Un bon petit médoc

Une soirée sur l’automédication.
Un marché économique
qui arrange la Sécu
et les laboratoires.

Jean-Claude Renard  • 10 décembre 2009 abonné·es

Une boîte de paracétamol, du Spasfon-Lyoc, un sirop contre la toux, des pastilles pour calmer une gorge enflammée, une boîte d’aspirine, des antidouleur, des antalgiques, des antigrippaux ou anti-inflammatoires, des comprimés en pagaille, de pleins paquets de gélules. L’offre se veut hétérogène, disparate. Les pharmacies sont des supermarchés à peine masqués, avec leurs têtes de gondole et leurs effets de promo. Mais surtout, dans toutes les boutiques, obtenir un produit hors prescription médicale est devenu une routine, le médicament s’est banalisé, substances actives oubliées. Et pour peu qu’on connaisse bien son pharmacien, on peut avoir des médicaments délivrés sur ordonnance sans être muni du papier ad hoc.
Aujourd’hui, 80 % des Français auraient recours à un traitement sans l’avis d’un médecin pour des problèmes de soins courants. Avec ou sans risque ? C’est la première question que pose cette soirée sur l’auto­médication, avec un documentaire de Claire Feinstein suivi d’un débat en direct, animé par Marina Carrère d’Encausse et Michel Cymes, les deux chefs d’orchestre du magazine de la santé sur France 5.
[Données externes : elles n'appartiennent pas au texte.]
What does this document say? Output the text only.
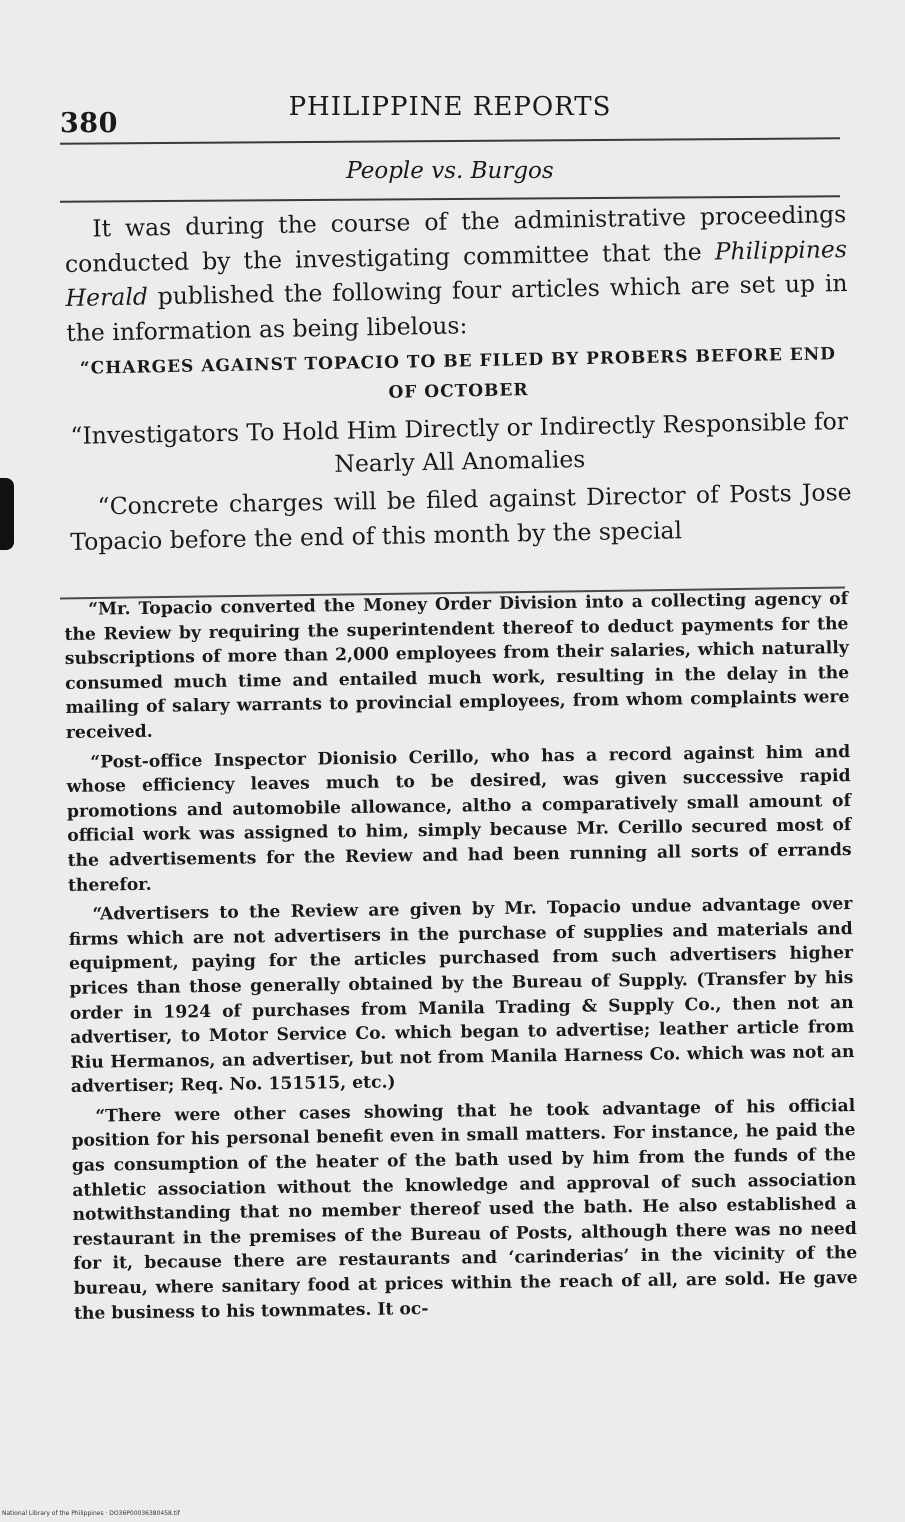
380
PHILIPPINE REPORTS
People vs. Burgos

It was during the course of the administrative proceedings conducted by the investigating committee that the Philippines Herald published the following four articles which are set up in the information as being libelous:

“CHARGES AGAINST TOPACIO TO BE FILED BY PROBERS BEFORE END OF OCTOBER
“Investigators To Hold Him Directly or Indirectly Responsible for Nearly All Anomalies

“Concrete charges will be filed against Director of Posts Jose Topacio before the end of this month by the special

“Mr. Topacio converted the Money Order Division into a collecting agency of the Review by requiring the superintendent thereof to deduct payments for the subscriptions of more than 2,000 employees from their salaries, which naturally consumed much time and entailed much work, resulting in the delay in the mailing of salary warrants to provincial employees, from whom complaints were received.

“Post-office Inspector Dionisio Cerillo, who has a record against him and whose efficiency leaves much to be desired, was given successive rapid promotions and automobile allowance, altho a comparatively small amount of official work was assigned to him, simply because Mr. Cerillo secured most of the advertisements for the Review and had been running all sorts of errands therefor.

“Advertisers to the Review are given by Mr. Topacio undue advantage over firms which are not advertisers in the purchase of supplies and materials and equipment, paying for the articles purchased from such advertisers higher prices than those generally obtained by the Bureau of Supply. (Transfer by his order in 1924 of purchases from Manila Trading & Supply Co., then not an advertiser, to Motor Service Co. which began to advertise; leather article from Riu Hermanos, an advertiser, but not from Manila Harness Co. which was not an advertiser; Req. No. 151515, etc.)

“There were other cases showing that he took advantage of his official position for his personal benefit even in small matters. For instance, he paid the gas consumption of the heater of the bath used by him from the funds of the athletic association without the knowledge and approval of such association notwithstanding that no member thereof used the bath. He also established a restaurant in the premises of the Bureau of Posts, although there was no need for it, because there are restaurants and ‘carinderias’ in the vicinity of the bureau, where sanitary food at prices within the reach of all, are sold. He gave the business to his townmates. It oc-

National Library of the Philippines · DO36P00036380458.tif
En 1991, une campagne officielle de l’Assurance-maladie soulignait qu’«  un médicament ne se prend pas à la légère » . Pointée du doigt alors, l’automédication est aujourd’hui bien perçue des autorités sanitaires. Forcément, au regard du déficit de la Sécu, dépassant la dizaine de milliards d’euros. Elle participerait donc à la responsabilisation du citoyen sur ses problèmes de santé. Pour l’Assurance-maladie, c’est une opération blanche qu’il s’agit même d’encourager. Là-dedans : la belle vie du placebo. Et pour les laboratoires pharmaceutiques, c’est un marché immensément juteux – sans passer par la case du conseil du médecin généraliste (dépassé par le conseil du pharmacien).
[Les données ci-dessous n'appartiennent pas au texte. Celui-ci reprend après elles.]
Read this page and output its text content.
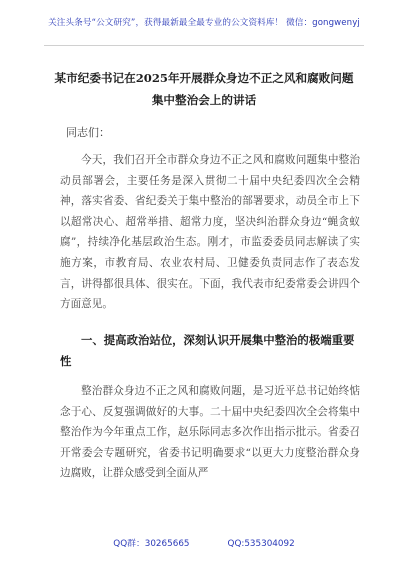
关注头条号“公文研究”，获得最新最全最专业的公文资料库！ 微信：gongwenyj
某市纪委书记在2025年开展群众身边不正之风和腐败问题
集中整治会上的讲话
同志们：

今天，我们召开全市群众身边不正之风和腐败问题集中整治动员部署会，主要任务是深入贯彻二十届中央纪委四次全会精神，落实省委、省纪委关于集中整治的部署要求，动员全市上下以超常决心、超常举措、超常力度，坚决纠治群众身边“蝇贪蚁腐”，持续净化基层政治生态。刚才，市监委委员同志解读了实施方案，市教育局、农业农村局、卫健委负责同志作了表态发言，讲得都很具体、很实在。下面，我代表市纪委常委会讲四个方面意见。

一、提高政治站位，深刻认识开展集中整治的极端重要性

整治群众身边不正之风和腐败问题，是习近平总书记始终惦念于心、反复强调做好的大事。二十届中央纪委四次全会将集中整治作为今年重点工作，赵乐际同志多次作出指示批示。省委召开常委会专题研究，省委书记明确要求“以更大力度整治群众身边腐败，让群众感受到全面从严

QQ群：30265665	QQ:535304092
Si l’Agence française de sécurité sanitaire des produits de santé (Afssaps) tient une part de responsabilité dans la mise sur le marché de médicaments, la réalisatrice souligne les risques de l’automédication, entre addictions, surdosages et interactions dangereuses. Cela se traduirait par 140 000 hospitalisations par an et 10 000 morts, selon les mêmes autorités sanitaires. Paradoxe et mauvaise foi au détriment des patients. Tandis qu’Internet multiplie les offres d’achat. Parce que le malade est d’abord un consommateur.